Equally important, a judicial determination must be made as to whether a reasonable probability exists of a more favorable verdict. An examination of the trial transcript leaves this requirement a far closer question than defendant anticipates. Defendant’s version of the events, as explained at the sentencing hearing, never entered into evidence at the trial. Furthermore, identification of the assailant was never in issue; the complainant was long familiar with defendant. Defendant’s only defense at trial was an attack on the credibility of the complaining witness’ version of the events.

What is significant is complainant’s reply to questioning that she did not have sexual relations with anyone else the night of the incident.

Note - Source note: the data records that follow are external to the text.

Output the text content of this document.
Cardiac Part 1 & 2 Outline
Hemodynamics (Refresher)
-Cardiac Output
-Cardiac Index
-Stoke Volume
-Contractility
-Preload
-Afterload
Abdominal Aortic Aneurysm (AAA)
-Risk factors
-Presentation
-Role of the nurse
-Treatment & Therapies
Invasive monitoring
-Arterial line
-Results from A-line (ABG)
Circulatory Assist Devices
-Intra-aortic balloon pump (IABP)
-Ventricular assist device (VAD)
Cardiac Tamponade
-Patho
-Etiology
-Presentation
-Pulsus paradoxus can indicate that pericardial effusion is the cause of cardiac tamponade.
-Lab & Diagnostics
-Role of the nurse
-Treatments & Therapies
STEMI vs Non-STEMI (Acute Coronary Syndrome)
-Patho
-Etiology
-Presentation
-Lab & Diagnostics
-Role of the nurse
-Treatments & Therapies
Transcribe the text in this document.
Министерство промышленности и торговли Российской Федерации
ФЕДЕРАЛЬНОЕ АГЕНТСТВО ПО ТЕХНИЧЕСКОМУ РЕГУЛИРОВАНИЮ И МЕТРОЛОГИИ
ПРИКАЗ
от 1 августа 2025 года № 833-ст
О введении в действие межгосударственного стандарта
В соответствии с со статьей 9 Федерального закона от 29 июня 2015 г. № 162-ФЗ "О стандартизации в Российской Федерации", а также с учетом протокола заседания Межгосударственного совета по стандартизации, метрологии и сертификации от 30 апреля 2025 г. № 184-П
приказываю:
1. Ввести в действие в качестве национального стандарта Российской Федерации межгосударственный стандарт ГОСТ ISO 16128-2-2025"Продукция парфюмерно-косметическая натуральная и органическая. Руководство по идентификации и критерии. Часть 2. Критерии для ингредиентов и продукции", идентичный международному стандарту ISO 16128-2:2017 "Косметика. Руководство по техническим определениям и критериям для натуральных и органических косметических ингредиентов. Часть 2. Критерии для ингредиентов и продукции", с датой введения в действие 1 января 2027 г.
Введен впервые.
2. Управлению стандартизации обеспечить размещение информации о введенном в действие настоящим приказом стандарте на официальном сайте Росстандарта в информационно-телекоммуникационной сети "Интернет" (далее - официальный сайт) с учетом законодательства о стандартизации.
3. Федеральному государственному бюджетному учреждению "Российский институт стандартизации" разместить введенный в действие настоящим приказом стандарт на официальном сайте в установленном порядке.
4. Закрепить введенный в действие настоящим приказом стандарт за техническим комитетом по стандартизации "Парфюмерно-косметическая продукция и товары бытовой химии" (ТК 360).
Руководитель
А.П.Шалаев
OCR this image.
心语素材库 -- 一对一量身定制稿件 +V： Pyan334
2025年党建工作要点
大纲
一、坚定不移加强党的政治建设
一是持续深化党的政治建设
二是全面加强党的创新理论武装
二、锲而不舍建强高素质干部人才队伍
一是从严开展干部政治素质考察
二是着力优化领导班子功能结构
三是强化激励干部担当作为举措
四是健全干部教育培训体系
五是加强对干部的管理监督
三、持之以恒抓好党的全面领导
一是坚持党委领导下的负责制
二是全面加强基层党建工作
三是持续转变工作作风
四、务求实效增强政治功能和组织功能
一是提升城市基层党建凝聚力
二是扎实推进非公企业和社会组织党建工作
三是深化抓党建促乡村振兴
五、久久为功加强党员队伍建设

If tests of the semen stains on her clothing and on the swabs taken in a vaginal inspection prove not to belong to defendant, her credibility would have been considerably weakened. Whether the jury would have believed her version of events thereafter is seriously open to question.

There exists a reasonable probability the jury would not have credited the rest of her story as well. Accordingly, if defendant can demonstrate the continued availability for testing of the items described, and there is sufficient material to conduct the test, the court will order such testing at defendant’s expense or, upon proper proof of indigency, require the State to pay for the test.

This portion of defendant’s motion is, therefore, denied with leave to renew upon a proper demonstration of the possibility of DNA testing of the semen stains introduced into evidence at trial.

As for the request to analyze the photograph of the victim submitted in evidence, this too amounts to a demand for further discovery after the verdict. As detailed above, discovery in a criminal proceeding is entirely governed by statute (People v Copicotto, 50 NY2d, supra, at 225; CPL art 240), and there is no statutory basis for such postconviction discovery (People v Brown, 162 Misc 2d 555, supra; People v Callace, 151 Misc 2d 464, supra). Furthermore, this request is based on speculation and is unsupported by any sworn allegation. Also, *998this claim could have been raised on prior motion and could have been the subject of an appeal (People v Skinner, 154 AD2d 216, 221).

The discovery request is denied.

The claim of error in the prosecutor’s summation is based on the trial record. In fact, it was raised on appeal (People v Washpon, 134 AD2d 384, supra) as well as in previous CPL article 440 motions. It is improper to raise it now (People v Rossney, 186 AD2d 926; People v Purcell, 160 AD2d 899, 900; People v Skinner, supra, 154 AD2d, at 221).

Finally, the issue of defendant’s status as a persistent felony offender, based in part on his conviction after a now-contested plea, was fully adjudicated at the sentencing hearing. The court declines to reexamine that determination (CPL 440.20 [3]).

The motion is denied with leave to renew if defendant demonstrates the feasibility of DNA testing of the semen stains, in accordance with the newly enacted CPL 440.30 (1-a).